Tirant sur les rênes pour ordonner à son cheval de s’immobiliser, Bunt se tourna vers ses passagers, l’air hésitant. Ici, la circulation était moins dense et les piétons contournaient machinalement le chariot sans avoir besoin de ralentir.

— Ce que tu caches sous ta cape, fiston, demanda le paysan à Rand, c’est vraiment ce que prétend Holdwin ?

— Que voulez-vous dire ? répliqua Rand sans tressaillir.

Imperturbable, il ramassa ses sacoches de selle et les jeta sur son épaule. Son estomac menaçait de se retourner, mais sa voix ne tremblait pas, et cela seul importait.

Mat étouffa un bâillement d’une main – mais l’autre fila sous sa cape, en quête de la dague au rubis. Sous le foulard noué autour de son front, le jeune homme avait un regard hanté qui mit Rand mal à l’aise.

Sans doute conscient qu’il portait une arme, Bunt évita soigneusement de tourner la tête vers son passager.

— Ce que je veux dire ? répéta-t-il. Rien de particulier… Mais si tu m’as entendu annoncer que j’allais partir pour Caemlyn, l’autre soir, tu as certainement suivi le début de la conversation. Si la prime m’intéressait, j’aurais trouvé un prétexte pour entrer dans l’auberge – L’Oie et la Couronne, si ça vous intéresse – et m’entretenir avec Holdwin. Mais je n’aime pas cet aubergiste, et encore moins son fichu « ami ». On dirait qu’il en a après vous. Une obsession, semble-t-il…

— J’ignore après qui ou quoi il en a, répondit Rand. Ce type en noir, nous ne l’avions jamais vu.

Un demi-mensonge, et peut-être même pas, car Rand était incapable de distinguer un Blafard d’un autre.

— Vraiment ? Eh bien, je répète : je ne sais pas grand-chose, et je refuse qu’on m’en apprenne davantage. Les problèmes viennent tout seuls, en ce moment. Inutile de les chercher avec une lanterne !

Mat mettant un temps fou à récupérer ses biens, Rand sauta du chariot avec une solide longueur d’avance. Les yeux cernés de noir, l’ancien farceur numéro un de Champ d’Emond prit son arc, son carquois et sa couverture, les plaqua contre sa poitrine et descendit enfin du véhicule.

Rand fit la grimace en entendant grommeler son estomac. La faim et il n’aurait trop su dire quelle sourde angoisse lui donnaient la nausée et il n’avait aucune envie de vomir en pleine rue. Se campant devant lui, Mat l’interrogea du regard.

On fait quoi ? On va où ?

Se penchant un peu, Bunt fit signe à Rand d’approcher.
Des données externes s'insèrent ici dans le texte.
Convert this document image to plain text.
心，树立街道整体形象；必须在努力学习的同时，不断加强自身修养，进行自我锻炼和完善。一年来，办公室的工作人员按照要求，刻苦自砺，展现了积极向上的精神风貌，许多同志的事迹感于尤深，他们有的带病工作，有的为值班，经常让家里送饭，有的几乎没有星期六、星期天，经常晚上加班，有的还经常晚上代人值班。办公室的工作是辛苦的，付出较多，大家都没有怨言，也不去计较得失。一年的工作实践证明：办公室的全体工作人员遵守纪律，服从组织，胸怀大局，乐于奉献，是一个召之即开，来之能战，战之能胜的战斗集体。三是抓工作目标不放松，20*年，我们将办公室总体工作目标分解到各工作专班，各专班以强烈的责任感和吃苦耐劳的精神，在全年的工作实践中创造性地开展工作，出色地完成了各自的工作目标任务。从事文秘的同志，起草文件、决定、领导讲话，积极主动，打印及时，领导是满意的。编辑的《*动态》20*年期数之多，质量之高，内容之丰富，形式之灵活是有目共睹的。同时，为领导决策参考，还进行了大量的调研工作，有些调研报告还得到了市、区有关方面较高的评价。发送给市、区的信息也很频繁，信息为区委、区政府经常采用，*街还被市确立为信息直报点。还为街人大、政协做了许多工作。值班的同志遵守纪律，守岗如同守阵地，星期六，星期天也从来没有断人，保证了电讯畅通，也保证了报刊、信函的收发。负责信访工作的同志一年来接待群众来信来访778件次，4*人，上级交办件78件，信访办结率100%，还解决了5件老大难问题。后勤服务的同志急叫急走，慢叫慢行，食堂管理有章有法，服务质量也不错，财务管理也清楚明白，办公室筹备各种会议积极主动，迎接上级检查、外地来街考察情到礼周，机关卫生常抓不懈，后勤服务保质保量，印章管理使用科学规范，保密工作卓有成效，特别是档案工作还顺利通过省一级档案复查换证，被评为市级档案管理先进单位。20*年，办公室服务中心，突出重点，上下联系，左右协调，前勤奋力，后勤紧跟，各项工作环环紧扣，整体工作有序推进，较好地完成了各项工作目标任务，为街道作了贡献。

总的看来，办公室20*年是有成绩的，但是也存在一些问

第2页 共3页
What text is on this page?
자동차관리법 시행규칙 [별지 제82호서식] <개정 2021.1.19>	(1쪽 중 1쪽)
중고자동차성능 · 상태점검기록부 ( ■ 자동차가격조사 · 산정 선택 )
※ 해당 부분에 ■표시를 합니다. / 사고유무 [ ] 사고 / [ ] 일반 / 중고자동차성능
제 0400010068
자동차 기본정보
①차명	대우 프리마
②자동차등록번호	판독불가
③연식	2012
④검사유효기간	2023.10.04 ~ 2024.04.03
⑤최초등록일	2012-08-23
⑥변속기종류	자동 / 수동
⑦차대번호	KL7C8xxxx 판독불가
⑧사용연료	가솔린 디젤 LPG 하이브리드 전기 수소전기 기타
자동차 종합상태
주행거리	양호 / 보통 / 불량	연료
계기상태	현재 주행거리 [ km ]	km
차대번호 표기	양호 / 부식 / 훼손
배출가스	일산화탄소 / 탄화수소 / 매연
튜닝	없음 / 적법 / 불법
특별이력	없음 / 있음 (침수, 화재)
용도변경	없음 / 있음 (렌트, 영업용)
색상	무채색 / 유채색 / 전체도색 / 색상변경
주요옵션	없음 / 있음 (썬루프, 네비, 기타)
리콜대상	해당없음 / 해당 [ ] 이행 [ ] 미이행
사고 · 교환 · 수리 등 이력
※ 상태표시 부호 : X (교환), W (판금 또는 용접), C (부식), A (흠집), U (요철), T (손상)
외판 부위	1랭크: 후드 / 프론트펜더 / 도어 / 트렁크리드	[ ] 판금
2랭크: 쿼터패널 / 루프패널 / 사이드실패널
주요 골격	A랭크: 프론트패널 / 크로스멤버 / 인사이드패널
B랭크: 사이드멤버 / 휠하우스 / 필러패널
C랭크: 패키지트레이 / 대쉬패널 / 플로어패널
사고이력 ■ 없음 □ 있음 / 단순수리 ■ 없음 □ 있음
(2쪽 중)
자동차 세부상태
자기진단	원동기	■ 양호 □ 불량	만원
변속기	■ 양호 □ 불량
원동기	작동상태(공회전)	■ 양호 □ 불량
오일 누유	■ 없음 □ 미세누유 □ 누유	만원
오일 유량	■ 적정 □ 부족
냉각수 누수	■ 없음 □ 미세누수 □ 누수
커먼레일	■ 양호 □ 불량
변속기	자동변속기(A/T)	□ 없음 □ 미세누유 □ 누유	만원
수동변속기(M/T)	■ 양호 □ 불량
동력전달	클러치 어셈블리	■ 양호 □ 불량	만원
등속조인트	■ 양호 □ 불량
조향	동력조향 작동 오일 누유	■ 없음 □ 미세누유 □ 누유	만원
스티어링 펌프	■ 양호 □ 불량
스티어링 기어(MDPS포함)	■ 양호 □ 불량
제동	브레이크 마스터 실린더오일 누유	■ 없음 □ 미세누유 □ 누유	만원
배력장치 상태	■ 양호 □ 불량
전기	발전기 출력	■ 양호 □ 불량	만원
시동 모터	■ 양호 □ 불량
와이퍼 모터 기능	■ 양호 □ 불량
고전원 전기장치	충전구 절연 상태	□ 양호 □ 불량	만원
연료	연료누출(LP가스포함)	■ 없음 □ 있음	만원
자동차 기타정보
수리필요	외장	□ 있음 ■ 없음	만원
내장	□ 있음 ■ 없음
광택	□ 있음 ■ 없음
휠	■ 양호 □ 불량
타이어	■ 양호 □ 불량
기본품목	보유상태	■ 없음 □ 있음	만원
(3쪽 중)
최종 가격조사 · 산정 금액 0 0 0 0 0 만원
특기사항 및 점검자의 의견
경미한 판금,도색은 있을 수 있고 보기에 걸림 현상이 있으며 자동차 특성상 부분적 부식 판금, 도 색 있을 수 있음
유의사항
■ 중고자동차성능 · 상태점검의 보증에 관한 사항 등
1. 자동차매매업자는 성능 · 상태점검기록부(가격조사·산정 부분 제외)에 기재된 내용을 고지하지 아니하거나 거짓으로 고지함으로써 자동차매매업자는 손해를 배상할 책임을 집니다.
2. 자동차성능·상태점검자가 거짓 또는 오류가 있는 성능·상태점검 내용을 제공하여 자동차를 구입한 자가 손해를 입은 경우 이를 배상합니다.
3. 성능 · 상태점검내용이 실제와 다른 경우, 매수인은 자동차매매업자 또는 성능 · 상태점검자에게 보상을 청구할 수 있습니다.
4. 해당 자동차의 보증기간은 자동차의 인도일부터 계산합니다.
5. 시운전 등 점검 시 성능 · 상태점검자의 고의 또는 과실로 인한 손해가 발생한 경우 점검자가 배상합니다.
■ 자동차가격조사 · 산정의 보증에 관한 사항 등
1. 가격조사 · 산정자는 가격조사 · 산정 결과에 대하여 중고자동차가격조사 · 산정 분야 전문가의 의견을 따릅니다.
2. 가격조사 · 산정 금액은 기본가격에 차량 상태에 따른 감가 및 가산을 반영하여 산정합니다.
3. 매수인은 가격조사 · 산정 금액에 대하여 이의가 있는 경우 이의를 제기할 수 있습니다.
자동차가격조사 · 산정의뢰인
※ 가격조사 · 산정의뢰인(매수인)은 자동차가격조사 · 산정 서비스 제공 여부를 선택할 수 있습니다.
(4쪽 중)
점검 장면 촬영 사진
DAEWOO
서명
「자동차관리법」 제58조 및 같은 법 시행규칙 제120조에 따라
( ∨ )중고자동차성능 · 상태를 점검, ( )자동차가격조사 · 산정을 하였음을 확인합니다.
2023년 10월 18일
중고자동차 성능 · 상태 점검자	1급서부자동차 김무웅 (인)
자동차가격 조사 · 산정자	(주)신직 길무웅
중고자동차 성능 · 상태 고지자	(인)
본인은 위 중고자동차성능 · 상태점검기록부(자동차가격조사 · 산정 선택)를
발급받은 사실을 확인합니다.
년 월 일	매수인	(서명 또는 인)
Le jeune homme obéit, espérant glaner quelque bon conseil au sujet de Caemlyn.

— Si j’étais toi, je cacherais… hum… ça !

Le vieux paysan se tut et regarda autour de lui, méfiant. Des gens dépassaient le chariot sur ses deux flancs, râlant parfois parce qu’il bloquait le passage, mais personne ne prêtait attention au conducteur et à son jeune interlocuteur.